Стиснув зубы, Лужко решительно двинулся вперед, осторожно ставя костыли и так же осторожно выбрасывая левую ногу. Несколько раз он скользил, но удерживался, распрямляясь и отвоевывая метр за метром.

Шаг за шагом брел он по площади, не обращая внимания на тревожные гудки автомобилей, и, обессилевший, измученный, хватаясь руками за поручни, с трудом влез на переднюю площадку трамвайного вагона.

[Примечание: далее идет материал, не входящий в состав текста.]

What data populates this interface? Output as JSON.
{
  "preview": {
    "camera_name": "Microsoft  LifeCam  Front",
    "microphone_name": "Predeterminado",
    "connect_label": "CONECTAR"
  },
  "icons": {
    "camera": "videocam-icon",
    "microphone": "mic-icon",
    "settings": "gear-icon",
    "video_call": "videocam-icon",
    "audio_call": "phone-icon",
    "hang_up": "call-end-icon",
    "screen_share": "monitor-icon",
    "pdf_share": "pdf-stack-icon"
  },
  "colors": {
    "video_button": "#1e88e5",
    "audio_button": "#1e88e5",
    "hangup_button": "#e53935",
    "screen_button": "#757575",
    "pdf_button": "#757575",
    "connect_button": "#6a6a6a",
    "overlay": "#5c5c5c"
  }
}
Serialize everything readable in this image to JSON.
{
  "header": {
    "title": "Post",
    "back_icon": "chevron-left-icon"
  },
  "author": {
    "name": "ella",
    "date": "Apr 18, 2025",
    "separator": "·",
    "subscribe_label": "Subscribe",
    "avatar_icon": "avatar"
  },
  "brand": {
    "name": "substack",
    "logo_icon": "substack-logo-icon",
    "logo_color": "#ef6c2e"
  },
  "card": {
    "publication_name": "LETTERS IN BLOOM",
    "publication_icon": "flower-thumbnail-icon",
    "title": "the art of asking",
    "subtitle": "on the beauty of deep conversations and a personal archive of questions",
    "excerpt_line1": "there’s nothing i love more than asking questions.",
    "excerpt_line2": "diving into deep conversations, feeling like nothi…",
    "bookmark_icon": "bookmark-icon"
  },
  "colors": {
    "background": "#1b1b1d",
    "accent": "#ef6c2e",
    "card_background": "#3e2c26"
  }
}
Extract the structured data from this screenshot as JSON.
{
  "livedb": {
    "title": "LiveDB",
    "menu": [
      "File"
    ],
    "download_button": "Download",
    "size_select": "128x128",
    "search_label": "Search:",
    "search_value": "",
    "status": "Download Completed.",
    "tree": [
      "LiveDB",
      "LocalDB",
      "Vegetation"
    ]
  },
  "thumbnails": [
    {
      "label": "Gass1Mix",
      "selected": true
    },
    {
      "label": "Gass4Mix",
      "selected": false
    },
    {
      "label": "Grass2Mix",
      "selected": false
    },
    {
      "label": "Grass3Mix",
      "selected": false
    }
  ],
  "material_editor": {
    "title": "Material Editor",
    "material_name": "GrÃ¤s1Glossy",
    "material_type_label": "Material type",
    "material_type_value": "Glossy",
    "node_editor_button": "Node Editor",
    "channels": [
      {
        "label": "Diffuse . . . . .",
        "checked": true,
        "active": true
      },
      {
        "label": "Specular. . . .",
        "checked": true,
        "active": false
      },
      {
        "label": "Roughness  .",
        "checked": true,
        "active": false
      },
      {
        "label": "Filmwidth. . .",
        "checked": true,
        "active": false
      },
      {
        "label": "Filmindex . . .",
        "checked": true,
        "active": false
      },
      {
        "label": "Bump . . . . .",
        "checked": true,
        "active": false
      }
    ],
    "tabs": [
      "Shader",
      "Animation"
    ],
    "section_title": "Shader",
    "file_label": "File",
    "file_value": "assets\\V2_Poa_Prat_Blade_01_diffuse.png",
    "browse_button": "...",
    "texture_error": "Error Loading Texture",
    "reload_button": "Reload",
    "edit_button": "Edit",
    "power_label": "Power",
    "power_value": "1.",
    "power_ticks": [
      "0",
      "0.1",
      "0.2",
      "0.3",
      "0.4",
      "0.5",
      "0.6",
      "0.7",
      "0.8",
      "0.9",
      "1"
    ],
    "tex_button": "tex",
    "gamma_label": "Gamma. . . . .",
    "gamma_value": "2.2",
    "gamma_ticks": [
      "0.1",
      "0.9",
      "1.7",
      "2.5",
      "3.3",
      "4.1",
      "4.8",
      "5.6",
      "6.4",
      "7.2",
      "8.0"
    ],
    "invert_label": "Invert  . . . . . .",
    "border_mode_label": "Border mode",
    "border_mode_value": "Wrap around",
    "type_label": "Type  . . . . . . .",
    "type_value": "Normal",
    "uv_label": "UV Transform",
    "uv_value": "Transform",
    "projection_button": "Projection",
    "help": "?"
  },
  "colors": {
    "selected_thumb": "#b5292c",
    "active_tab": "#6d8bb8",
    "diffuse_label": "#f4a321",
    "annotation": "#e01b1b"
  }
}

Присев на свободное место, он вытер пот, заливавший лицо, и всеми силами старался успокоить дыхание. Он видел, как с жалостью смотрят на него женщины, как осторожно проходят мужчины, стараясь не задеть его костыли. От всего этого Лужко стало не по себе. Он сидел, опустив голову, ни на кого не глядя. Постоянные жалость и внимание к нему раздражали. И, как назло, всегда в такие моменты начинали назойливо зудеть и чесаться пальцы на отрезанной ноге. Сейчас зуд был особенно нестерпим, и Лужко, не выдержав, попытался шевелить обрубком ноги. Но культя не шевелилась, а зуд все усиливался. С трудом досидел он до остановки, где нужно было пересесть на другой трамвай, и, выходя из вагона, поскользнулся, не успел поймать рукой поручни и, загремев выпавшими костылями, по снежному откосу покатился вниз. Кто-то подхватил его под руки, кто-то подал костыли, и он, дрожа и ни на кого не глядя, прислонился к железному столбу. Долго стоял он, ожидая, когда разъедутся все, кто видел его падение. Один за другим гремели трамваи, над городом сгущались сумерки, сверху посыпал мелкий колючий снег, у подъездов домов, в трамваях, на перекрестках улиц зажигались синие огни маскировочного освещения.

Когда, как показалось Лужко, никого из тех, кто видел его позор, не осталось, он осторожно вошел в вагон трамвая и только тут со всей ясностью понял, что наступает в его жизни самый ответственный момент. Пройдет всего полчаса, может, час, и он увидит Веру. Больше трех лет не видел он ее. Что с ней, какая она теперь, как встретит его, что подумает о нем? Она не знает, что он инвалид, что с ним нередко бывают такие случаи, как сегодня при выходе из трамвая.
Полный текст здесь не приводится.